Perhaps inevitably, his theories are limited by his frame of reference in middle class turn-of-the-century Vienna (just as much modern evolutionary psychology is limited by the characteristics of the undergraduate students who make up most of the participants in their experiments). They're also limited by the limited understanding of evolutionary biology at the time; for example, Freud was writing well before the discovery of DNA, and his understanding of evolution comes from Ernst Haeckel's writing rather than Darwin, and there are Lamarckian aspects to the way that Freud thinks about evolution that are very outdated today.

But nonetheless, Freud did try to construct a general theory of the mind that's fundamentally evolutionary in nature, and it's simply the case that if the mind is evolved along the lines of Darwinian evolutionary theory, then the structure of the mind is very likely influenced by the processes of natural selection and sexual selection (Darwin believed that animal behaviours have evolved because those aspects of behaviour are more likely to result in that animal surviving and reproducing). But Freud had a problem: while, according to Darwin, our minds are likely to be evolved, and likely to be therefore structured around survival and reproduction, our conscious experience of our minds seem not to be structured around survival and reproduction: we write books, we look at pictures of cats, we play sports, we do a bunch of things that are not obviously about survival and reproduction. Freud's solution to this, of course, is the unconscious: if the things we do aren't consciously about survival and reproduction, then they might unconsciously be about survival and reproduction.

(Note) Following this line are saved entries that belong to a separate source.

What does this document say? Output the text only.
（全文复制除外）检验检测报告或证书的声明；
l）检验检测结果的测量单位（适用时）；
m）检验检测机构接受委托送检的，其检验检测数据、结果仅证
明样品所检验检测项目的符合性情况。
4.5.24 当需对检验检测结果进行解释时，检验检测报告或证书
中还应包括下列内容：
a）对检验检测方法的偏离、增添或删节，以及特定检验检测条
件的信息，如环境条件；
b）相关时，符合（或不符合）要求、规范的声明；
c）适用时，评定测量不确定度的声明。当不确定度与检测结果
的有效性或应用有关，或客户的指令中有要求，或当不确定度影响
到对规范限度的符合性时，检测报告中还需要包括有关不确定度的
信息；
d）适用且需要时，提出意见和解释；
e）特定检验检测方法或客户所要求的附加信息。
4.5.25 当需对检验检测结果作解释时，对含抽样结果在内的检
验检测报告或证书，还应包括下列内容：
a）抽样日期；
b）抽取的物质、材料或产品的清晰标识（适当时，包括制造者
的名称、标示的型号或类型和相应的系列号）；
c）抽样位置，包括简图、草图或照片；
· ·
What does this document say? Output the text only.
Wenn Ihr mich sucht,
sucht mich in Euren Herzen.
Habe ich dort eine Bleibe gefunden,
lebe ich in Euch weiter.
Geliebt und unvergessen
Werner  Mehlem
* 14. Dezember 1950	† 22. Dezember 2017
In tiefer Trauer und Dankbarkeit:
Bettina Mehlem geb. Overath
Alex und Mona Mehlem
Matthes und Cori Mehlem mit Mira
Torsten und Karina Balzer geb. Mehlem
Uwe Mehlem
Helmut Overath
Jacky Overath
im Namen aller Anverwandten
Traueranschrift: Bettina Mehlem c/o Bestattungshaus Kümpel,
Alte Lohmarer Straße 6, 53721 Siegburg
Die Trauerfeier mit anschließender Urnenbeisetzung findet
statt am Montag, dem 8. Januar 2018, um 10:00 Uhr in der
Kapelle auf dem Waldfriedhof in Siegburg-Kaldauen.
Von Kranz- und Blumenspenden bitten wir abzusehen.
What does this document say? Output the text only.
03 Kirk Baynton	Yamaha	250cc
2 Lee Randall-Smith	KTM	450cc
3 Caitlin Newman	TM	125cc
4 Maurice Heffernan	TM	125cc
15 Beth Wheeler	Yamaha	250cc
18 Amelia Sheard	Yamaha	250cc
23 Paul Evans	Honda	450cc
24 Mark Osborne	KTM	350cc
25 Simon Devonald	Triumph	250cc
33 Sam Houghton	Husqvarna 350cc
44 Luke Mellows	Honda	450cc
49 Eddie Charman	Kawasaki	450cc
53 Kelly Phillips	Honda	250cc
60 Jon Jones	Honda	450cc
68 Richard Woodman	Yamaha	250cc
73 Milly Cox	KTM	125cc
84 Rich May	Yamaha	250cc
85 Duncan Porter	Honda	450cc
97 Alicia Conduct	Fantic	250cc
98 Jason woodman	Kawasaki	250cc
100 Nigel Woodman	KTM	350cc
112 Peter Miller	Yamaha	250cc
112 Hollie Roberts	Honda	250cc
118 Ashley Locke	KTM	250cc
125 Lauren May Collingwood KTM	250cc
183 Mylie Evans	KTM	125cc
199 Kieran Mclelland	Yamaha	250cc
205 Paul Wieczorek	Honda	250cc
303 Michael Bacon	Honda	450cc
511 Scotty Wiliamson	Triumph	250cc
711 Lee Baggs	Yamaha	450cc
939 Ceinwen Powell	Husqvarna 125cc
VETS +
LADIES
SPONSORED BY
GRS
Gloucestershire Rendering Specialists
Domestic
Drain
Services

Freud's developmental stages are, therefore, structured around how we turn from a screaming infant focused entirely on survival to a functioning adult member of a society where men don't just, you know, get out the penis at every opportunity (apart from in cases like, I guess, the recent event where Jeffrey Toobin apparently failed to suppress such urges). So things like the phallic stage are part of Freud attempting to solve the puzzle of how these unconscious sexual-selection-derived impulses of ours, interacting with a particular society, manifest in behaviour and personality.

For all its imperfections, Freud's theory of child development clearly informed Piaget and Vygotsky's theories (Piaget had an early, initial interest in psychoanalysis before going in his own direction, and Vygotsky was quite influenced by Piaget), and thus pretty obviously influenced the basic structure of the way that psychologists think about child development.